Dino! Dino!

Y’all I made a game!

Well it wasn’t just me, my two-year-old and 12-year-old helped too. Ok, yeah and Niklas did a lot since none of us know how to program.

Dino! Dino!

Dino! Dino!

Niklas: The code should be pretty straight forward to follow. It loads the source art from creation graphs into renderer images and draws everything using the tm_draw2d_api (the same API that draws the editor UI). The data is kept in simple arrays — static arrays for the configuration data and dynamic ones (with a fixed maximum size) for the runtime data.

At Our Machinery, we decided to dedicate a Friday each month to do whatever we want with The Machinery. Some people worked on voxels, research, scene commands, etc. Niklas and I worked on building a really simple dinosaur collecting game. LIKE REALLY REALLY REALLY SIMPLE. First we consulted with Ragnar, (the two-year-old) on what dinosaurs he would like to “catch”, which he gave us a list of. This was a bit problematic because some of the dinosaurs needed to be in water, so we had to consider how this environment would look like.

Then we hired Kaia (the 12-year-old) to design the dinos. We paid both of them properly: one got 3 Trader Joe’s peanut butter cups and the other got $3 per drawing. I drew the background (FOR FREE, because I am nice like that). At first, we tried to make the whole thing “realistic” to the Mesozoic Era, using “these plants that the herbivores would eat”, or “we can’t have the ocean near this type of terrain because this dinosaur would never go there”, etc. In the end, we scrapped that idea to keep it cute and simple. My friend and FAMOUS GAME DESIGNER, Erich Schaefer, sent me a cool way to design the game using Excel. I found this method super easy to design and it made it easier for Niklas to code out the game and also for him to organize lines of codes associated with the dinosaurs. Thanks Erich! At the end of the day, we got the game playable.

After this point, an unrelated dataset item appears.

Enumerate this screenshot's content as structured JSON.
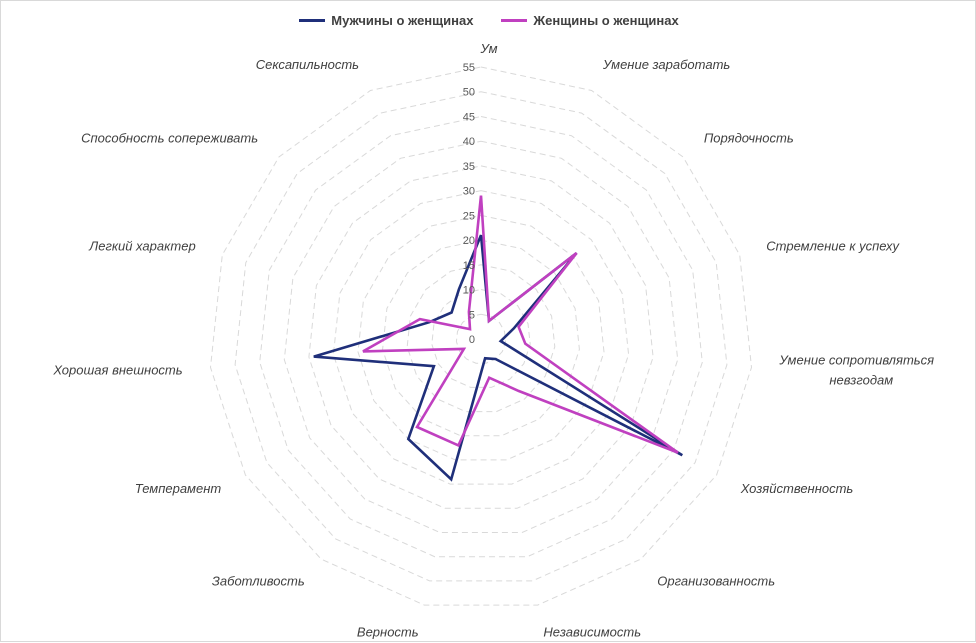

Niklas: You can find the game design spreadsheet here: https://docs.google.com/spreadsheets/d/11sT_7U7IMrL_BpgIoLGul436z4L0lZe-oSCdbEn09DU/edit?usp=sharing. It comes with simple formulas that convert the design tables directly to C code to be pasted into the project like this: https://github.com/niklas-ourmachinery/dinosaur-collector/blob/main/src/dinosaur_simulate.c#L234.

We think it’s cute and a nice way to get the whole family involved in making something. We want to share it with you. If you have time to make improvements or put your own twists on our game, we would love to see it.

Finally, my idea was for the gamer to play this and when all the dinosaurs/mementos got collected, the screen would turn in a realistic 3D scene with a meteorite crashing down destroying everything on site, GAME OVER. Niklas laughed, but the kids thought it was a bad idea as it made them sad. I decided against it because it would have cost us probably $100k to do what I had in my head. But if you’re a badass animator and you have time PLEASE DO IT!

You can download the game here! Make sure you have recent Vulkan drivers for your GPU (you need Vulkan 1.2 support).

You can also run the game (and edit it) inside The Machinery. To do that, you need the latest The Machinery January 2021 Beta. Then, download the game project from GitHub. The project file is in project/project.the_machinery_dir, so open that file in the editor and then start a Simulate tab to run the game.